Italia e armi, un rapporto ambiguo, sotto tanti punti di vista. Scarsa distribuzione interna ma grande esportazione, criminalità in calo ma alta percezione di insicurezza, cui però non segue un’azione concreta, se non nei talk show.
Partiamo dai dati. Secondo l’indagine Eurispes del 2008 le licenze sono appena 1,3 milioni, ma è stimata una presenza di circa 10 milioni di armi da fuoco nel nostro Paese, possedute da 4 milioni di famiglie – trattandosi di detenzioni illegittime i numeri possono non essere precisissimi. Secondo Wired Stati Uniti solo il 5% della popolazione sarebbe fornito di una pistola, cifra che mette l’Italia più o meno a metà classifica europea, ma più vicina al fondo (Romania e Lituania, sotto l’1%) che alla vetta, la Finlandia, popolazione di cacciatori dove quasi una persona su due è armata. Neanche troppo male.
Dall’altro lato abbiamo però, secondo il Parlamento europeo, il più alto tasso di omicidi per arma da fuoco del continente, 0,71 ogni 100 mila abitanti. La buona notizia è che è in calo dal 1992, dopo periodi di tensione come gli anni di piombo di qualche decennio prima e le faide interne alla mafia. La cattiva è che gli omicidi relativi alla criminalità organizzata o a quella comune sono stati scavalcati da quelli familiari e dai femminicidi, 128 contro 46 nel 2017 secondo il ministero dell’Interno.

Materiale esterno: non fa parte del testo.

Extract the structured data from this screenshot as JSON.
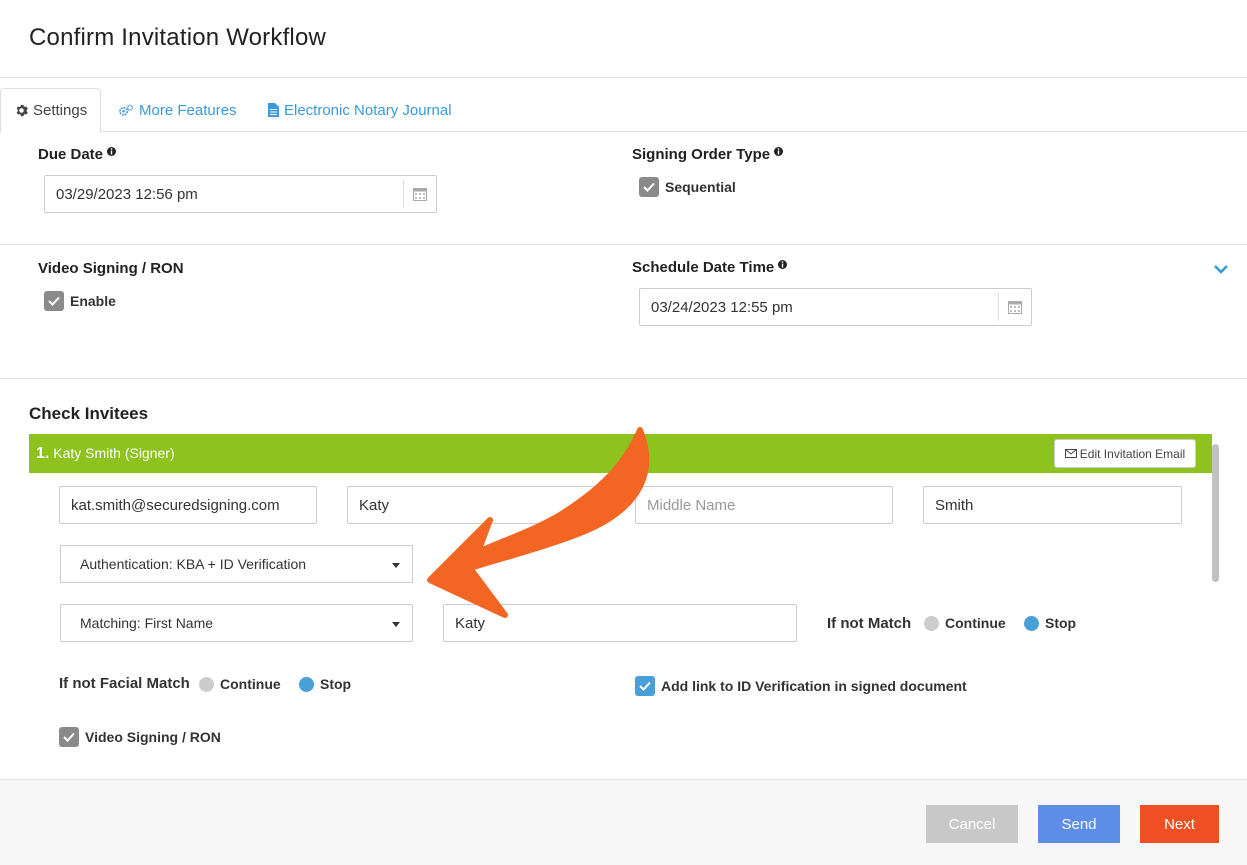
{
  "header": {
    "title": "Confirm Invitation Workflow"
  },
  "tabs": [
    {
      "label": "Settings",
      "icon": "gear-icon",
      "active": true
    },
    {
      "label": "More Features",
      "icon": "gears-icon",
      "active": false
    },
    {
      "label": "Electronic Notary Journal",
      "icon": "document-icon",
      "active": false
    }
  ],
  "settings": {
    "due_date": {
      "label": "Due Date",
      "value": "03/29/2023 12:56 pm"
    },
    "signing_order": {
      "label": "Signing Order Type",
      "checkbox_label": "Sequential",
      "checked": true
    },
    "video_signing": {
      "label": "Video Signing / RON",
      "checkbox_label": "Enable",
      "checked": true
    },
    "schedule": {
      "label": "Schedule Date Time",
      "value": "03/24/2023 12:55 pm"
    }
  },
  "invitees": {
    "heading": "Check Invitees",
    "items": [
      {
        "number": "1.",
        "name": "Katy Smith (Signer)",
        "edit_label": "Edit Invitation Email",
        "email": "kat.smith@securedsigning.com",
        "first_name": "Katy",
        "middle_placeholder": "Middle Name",
        "last_name": "Smith",
        "authentication": "Authentication: KBA + ID Verification",
        "matching": "Matching: First Name",
        "matching_value": "Katy",
        "if_not_match_label": "If not Match",
        "if_not_match_options": [
          "Continue",
          "Stop"
        ],
        "if_not_match_selected": "Stop",
        "facial_match_label": "If not Facial Match",
        "facial_match_options": [
          "Continue",
          "Stop"
        ],
        "facial_match_selected": "Stop",
        "add_link_label": "Add link to ID Verification in signed document",
        "add_link_checked": true,
        "video_signing_label": "Video Signing / RON",
        "video_signing_checked": true
      }
    ]
  },
  "footer": {
    "cancel": "Cancel",
    "send": "Send",
    "next": "Next"
  },
  "colors": {
    "accent_green": "#8dc21f",
    "link_blue": "#3a9ad9",
    "next_orange": "#f04e23",
    "send_blue": "#5d8de6",
    "arrow_orange": "#f26522"
  }
}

Capitolo sicurezza. Il Viminale riporta che i reati sono calati del 9,2%, i furti sono in linea con la media (-9,1%) le rapine sono scese dell’11%. Ma la percezione direbbe tutt’altro. I sondaggi di Eurobarometro, per lo studio Firearms in the European Union, evidenziano una contraddizione netta. Il 75% dei cittadini in Italia ha paura, ma solo l’8% di chi ha effettivamente acquistato una pistola dice di averlo fatto per motivi di difesa personale. Eppure per mesi in tv e sui giornali si è parlato di autodifesa, della legittimità o meno di sparare ai ladri che si intrufolano nelle nostre proprietà. Come se la generalità di noi avesse la proverbiale 44 magnum sotto il cuscino.

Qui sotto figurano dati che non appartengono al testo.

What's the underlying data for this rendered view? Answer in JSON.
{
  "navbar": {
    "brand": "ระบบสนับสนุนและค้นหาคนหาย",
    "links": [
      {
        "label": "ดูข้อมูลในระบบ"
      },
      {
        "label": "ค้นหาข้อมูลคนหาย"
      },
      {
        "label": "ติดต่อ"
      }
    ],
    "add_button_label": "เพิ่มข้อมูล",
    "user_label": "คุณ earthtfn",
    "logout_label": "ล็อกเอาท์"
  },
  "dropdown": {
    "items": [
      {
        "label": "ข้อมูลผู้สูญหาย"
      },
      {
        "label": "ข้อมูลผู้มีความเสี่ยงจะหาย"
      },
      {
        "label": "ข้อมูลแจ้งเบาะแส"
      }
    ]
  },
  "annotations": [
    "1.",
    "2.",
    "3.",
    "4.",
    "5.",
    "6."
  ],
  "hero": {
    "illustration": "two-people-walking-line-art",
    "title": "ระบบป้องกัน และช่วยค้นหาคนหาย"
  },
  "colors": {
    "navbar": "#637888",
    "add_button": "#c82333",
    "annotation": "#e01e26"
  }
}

O come se questa fosse un deterrente. Lo dimostra la patria delle armi, gli Stati Uniti, dove il possesso di una pistola è garantito da un anacronistico emendamento alla Costituzione, contestuale alla guerra di Indipendenza contro l’ex madrepatria Inghilterra. Svela l’Ocse, Organizzazione per la cooperazione e lo sviluppo economico, che gli USA hanno una percentuale di omicidi per arma da fuoco 25 volte più alta degli altri 22 Stati membri, che a livello assoluto superano di 10 volte i restanti Paesi, i quali, sommati, hanno il doppio della popolazione.
L’Italia non rischia (molto) di diventare un far west, è un Paese più o meno pacifista, di fatto partecipa sempre un po’ defilato alle operazioni militari sparse nel globo, evitando con astuzia il termine guerra, ripudiato dalla Costituzione, articolo 11, sia come mezzo di offesa che di soluzione per le controversie internazionali. Ma chiude un occhio, meglio tutti e due, quando si tratta di mercato.
Oltre ai marchi famosi come Beretta, le cui pistole finiscono anche in mano a miliziani libici, le esportazioni dall’Italia portano introiti miliardari e sempre in aumento, +85% dal 2015 al 2016 secondo la relazione annuale inviata dal Governo in collaborazione con i ministeri della Difesa, degli Esteri, dell’Economia e dello Sviluppo economico. Siamo nella top 10 dei venditori, senza sottilizzarci su chi sia il compratore: la Turchia che bombarda i curdi, l’Arabia Saudita che fa lo stesso in Yemen, la Libia (vedi sopra), l’Egitto che ringrazia uccidendo Giulio Regeni, l’India con cui c’era pure in ballo la questione marò, la Colombia per fortuna non più in guerra con le Farc o il Pakistan.
Senza dimenticare la violazione costante della legge 185 del 1990, sull’informazione pubblica della esportazione degli armamenti. Dal 2009, denuncia l’organo indipendente Osservatorio Diritti, l’Italia non presenta dati all’Unroca, il registro delle Nazioni Unite sulle armi convenzionali. Figuriamoci come va il mercato nero.